Beijing’s response to the recent US moves on semiconductors has been “very reserved,” said Wang Huiyao (王輝耀), founder of the Center for China and Globalization, a policy research group in Beijing.
The new actions unveiled this week — which follow export controls announced in October aimed at preventing China’s access to machines and knowhow to make high-end chips — placed a number of Chinese companies on a so-called Entity List, requiring suppliers to get difficult-to-obtain US government licenses.
Among the most notable firms on that list is emerging chip equipment-maker Shanghai Micro Electronics Equipment Group Co (SMEE, 上海微電子), which could stifle Beijing’s efforts to create next-generation semiconductors. The machines that make the chips are among the most complicated devices produced by humans, and defy reverse engineering, making it difficult for China to develop its own domestic capabilities if it cannot get the equipment elsewhere.
“Having SMEE on the Entity List is a major blow for China’s chip sector,” said former CIA analyst Martijn Rasser, now a senior fellow at the Center for a New American Security.

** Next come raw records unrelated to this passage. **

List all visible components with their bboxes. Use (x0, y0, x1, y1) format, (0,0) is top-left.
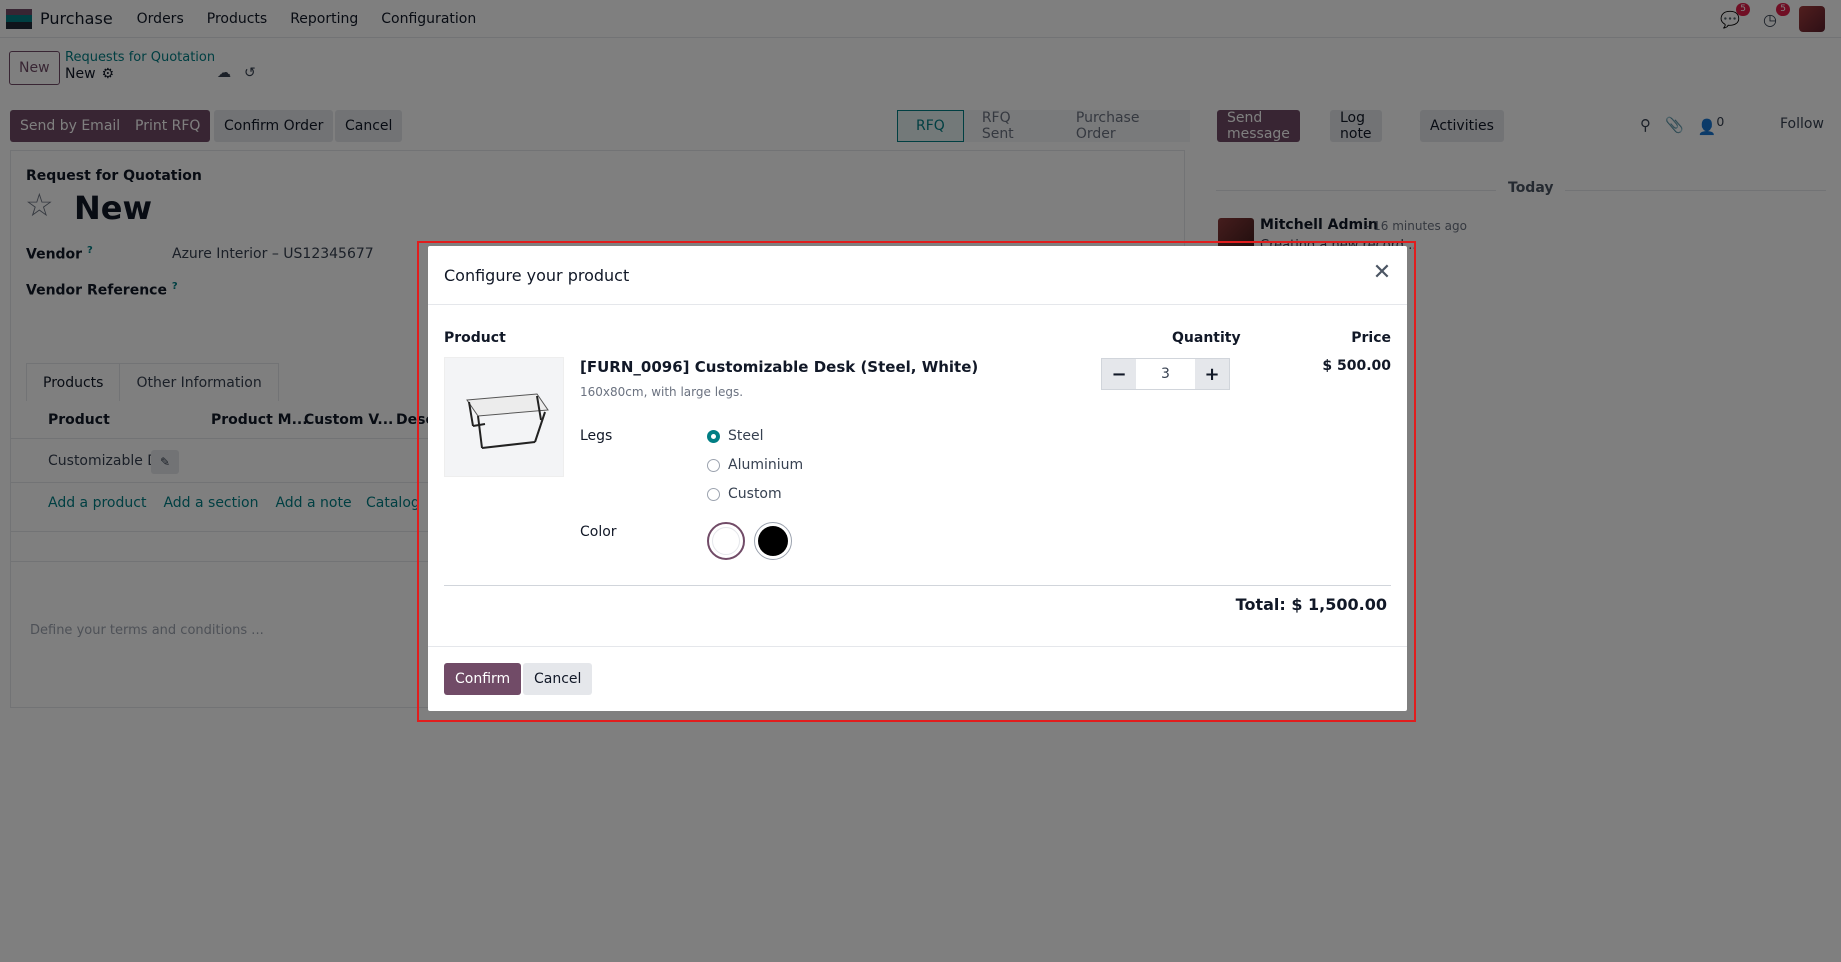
unit-price: $ 500.00 (1322, 358, 1391, 374)
quantity-input[interactable] (1136, 359, 1195, 389)
col-quantity-header: Quantity (1172, 330, 1241, 346)
legs-option-steel[interactable]: Steel (707, 428, 764, 444)
legs-option-custom[interactable]: Custom (707, 486, 782, 502)
product-description: 160x80cm, with large legs. (580, 385, 744, 399)
close-icon[interactable]: ✕ (1371, 262, 1393, 284)
color-swatch-white[interactable] (707, 522, 745, 560)
quantity-stepper: − + (1101, 358, 1230, 390)
radio-checked-icon[interactable] (707, 429, 720, 443)
configure-product-dialog: Configure your product ✕ Product Quantit… (428, 246, 1407, 711)
swatch-fill (758, 526, 788, 556)
minus-icon[interactable]: − (1102, 359, 1136, 389)
dialog-header: Configure your product ✕ (428, 246, 1407, 305)
radio-unchecked-icon[interactable] (707, 458, 720, 472)
dialog-title: Configure your product (444, 266, 630, 285)
legs-option-aluminium[interactable]: Aluminium (707, 457, 803, 473)
color-swatch-black[interactable] (754, 522, 792, 560)
legs-label: Legs (580, 428, 613, 444)
total-amount: Total: $ 1,500.00 (1235, 595, 1387, 614)
confirm-button[interactable]: Confirm (444, 663, 522, 695)
radio-unchecked-icon[interactable] (707, 487, 720, 501)
col-price-header: Price (1351, 330, 1391, 346)
swatch-fill (712, 527, 740, 555)
legs-option-label: Aluminium (728, 457, 804, 473)
legs-option-label: Steel (728, 428, 764, 444)
divider (444, 585, 1391, 586)
dialog-footer: Confirm Cancel (428, 646, 1407, 711)
color-label: Color (580, 524, 617, 540)
legs-option-label: Custom (728, 486, 782, 502)
cancel-button[interactable]: Cancel (523, 663, 593, 695)
product-name: [FURN_0096] Customizable Desk (Steel, Wh… (580, 358, 979, 376)
product-image (444, 357, 564, 477)
plus-icon[interactable]: + (1195, 359, 1229, 389)
col-product-header: Product (444, 330, 506, 346)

“It’s the one company that Beijing saw as having potential to produce advanced chipmaking machines, which is essential for China to be a competitive force in the global semiconductor ecosystem,” he said. “Those hopes are now greatly diminished, if not dashed altogether.”

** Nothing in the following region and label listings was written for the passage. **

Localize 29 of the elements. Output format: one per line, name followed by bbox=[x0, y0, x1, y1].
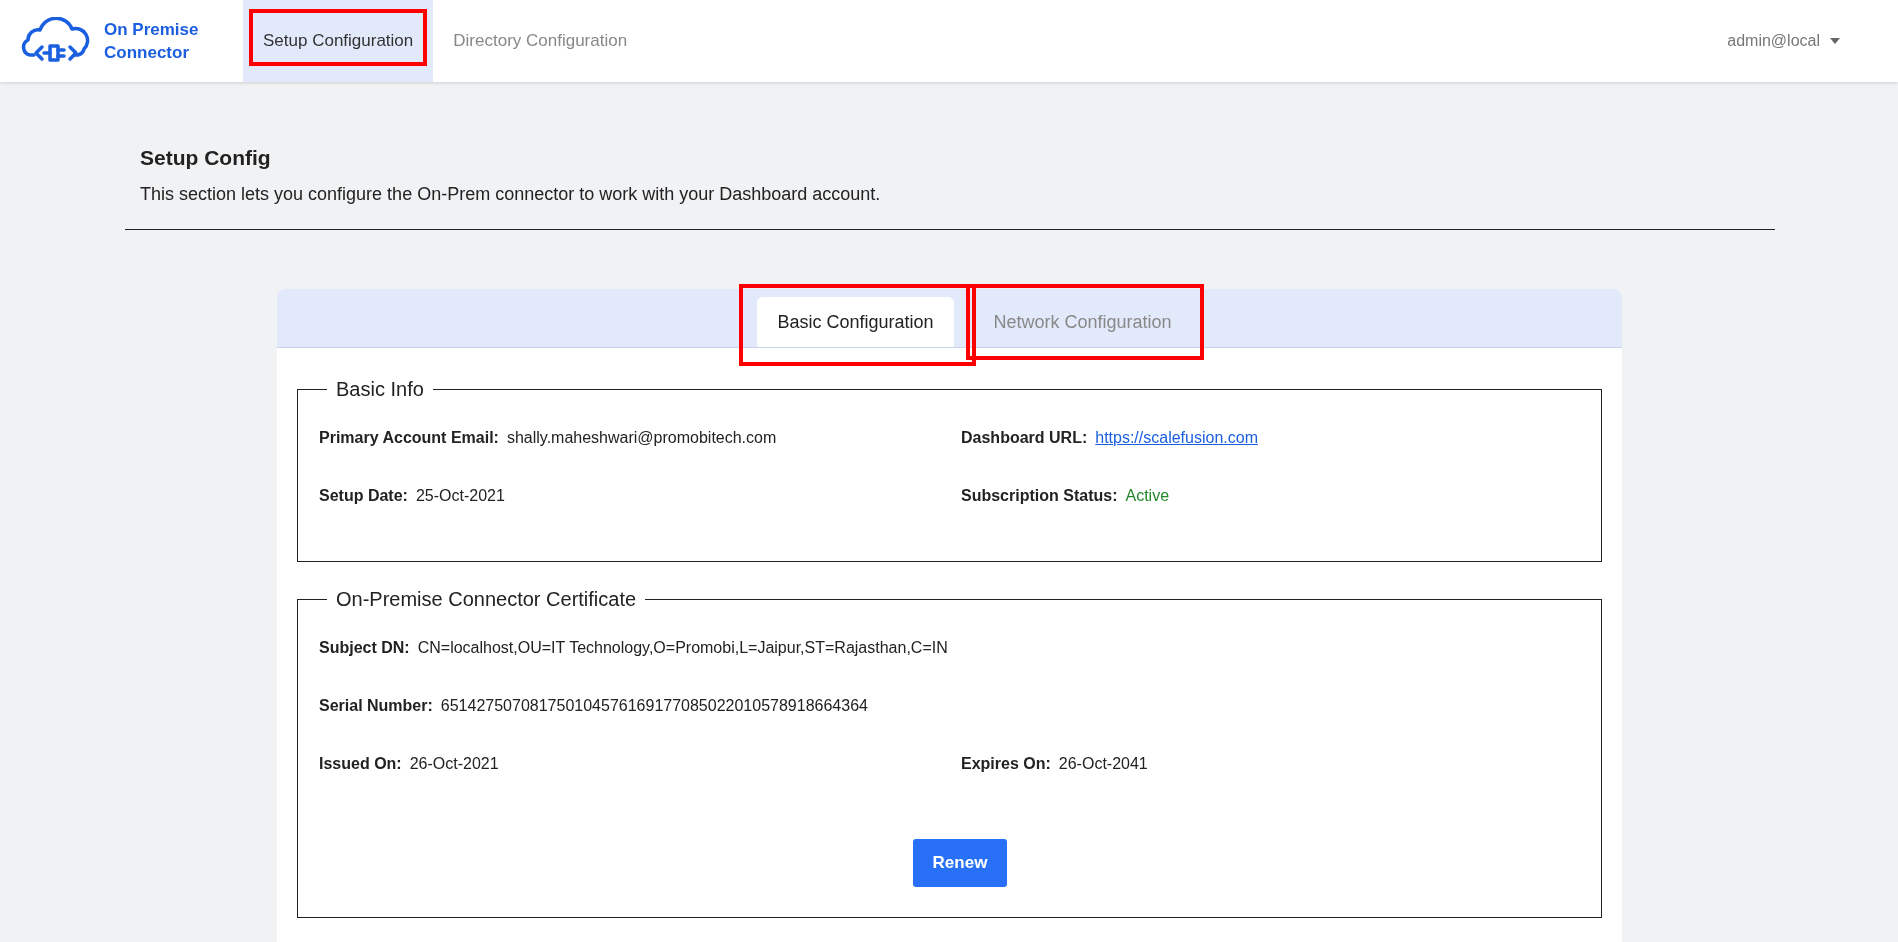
dashboard-url-link[interactable]: https://scalefusion.com bbox=[1095, 429, 1258, 447]
page-description: This section lets you configure the On-Prem connector to work with your Dashboard account. bbox=[140, 184, 882, 205]
page-title: Setup Config bbox=[140, 146, 272, 170]
field-label: Setup Date: bbox=[319, 487, 408, 505]
field-value: 26-Oct-2021 bbox=[409, 755, 499, 773]
status-value: Active bbox=[1125, 487, 1170, 505]
field-label: Primary Account Email: bbox=[319, 429, 499, 447]
config-tab[interactable]: Network Configuration bbox=[973, 297, 1192, 347]
nav-tab[interactable]: Directory Configuration bbox=[433, 0, 648, 82]
field-value: CN=localhost,OU=IT Technology,O=Promobi,L=Jaipur,ST=Rajasthan,C=IN bbox=[417, 639, 948, 657]
field-value: 651427507081750104576169177085022010578918664364 bbox=[440, 697, 868, 715]
section-legend: Basic Info bbox=[327, 378, 433, 401]
section-legend: On-Premise Connector Certificate bbox=[327, 588, 646, 611]
config-tab[interactable]: Basic Configuration bbox=[757, 297, 954, 347]
caret-icon[interactable] bbox=[1830, 38, 1840, 44]
cloud-plug-logo-icon bbox=[20, 17, 92, 65]
brand-name: On Premise Connector bbox=[104, 19, 200, 64]
field-value: shally.maheshwari@promobitech.com bbox=[506, 429, 777, 447]
user-menu[interactable]: admin@local bbox=[1727, 32, 1820, 50]
field-label: Subscription Status: bbox=[961, 487, 1118, 505]
field-label: Serial Number: bbox=[319, 697, 433, 715]
renew-button[interactable]: Renew bbox=[912, 839, 1008, 887]
nav-tab[interactable]: Setup Configuration bbox=[243, 0, 434, 82]
field-value: 26-Oct-2041 bbox=[1058, 755, 1148, 773]
field-label: Expires On: bbox=[961, 755, 1051, 773]
field-label: Dashboard URL: bbox=[961, 429, 1088, 447]
field-label: Subject DN: bbox=[319, 639, 410, 657]
field-value: 25-Oct-2021 bbox=[415, 487, 505, 505]
field-label: Issued On: bbox=[319, 755, 402, 773]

Even if China wins the WTO case, the US can veto any ruling by bringing it to the trade organization’s appellate body.
China’s best option might be to pour money into developing its own high-tech chips. Beijing is preparing to unleash a US$143 billion aid package for its chip industry, but it is not clear how much impact this might have.
“They can invest more, but the issues right now are not really a lack of resources,” Council on Foreign Relations technology analyst Adam Segal said. “It’s these technological chokepoints they are still vulnerable to.”

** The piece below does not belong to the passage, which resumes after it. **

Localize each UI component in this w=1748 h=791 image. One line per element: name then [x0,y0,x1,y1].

There is a risk that unilateral actions could alienate key US partners, Carnegie Endowment for International Peace senior fellow Jon Bateman said.
Beijing has not shown a willingness to leverage its dominance of rare earth minerals or its role as a manufacturing hub because it “has more to lose than to gain,” Bateman said.
“China has a lot of capability to retaliate, but very limited willingness to do so thus far,” he added.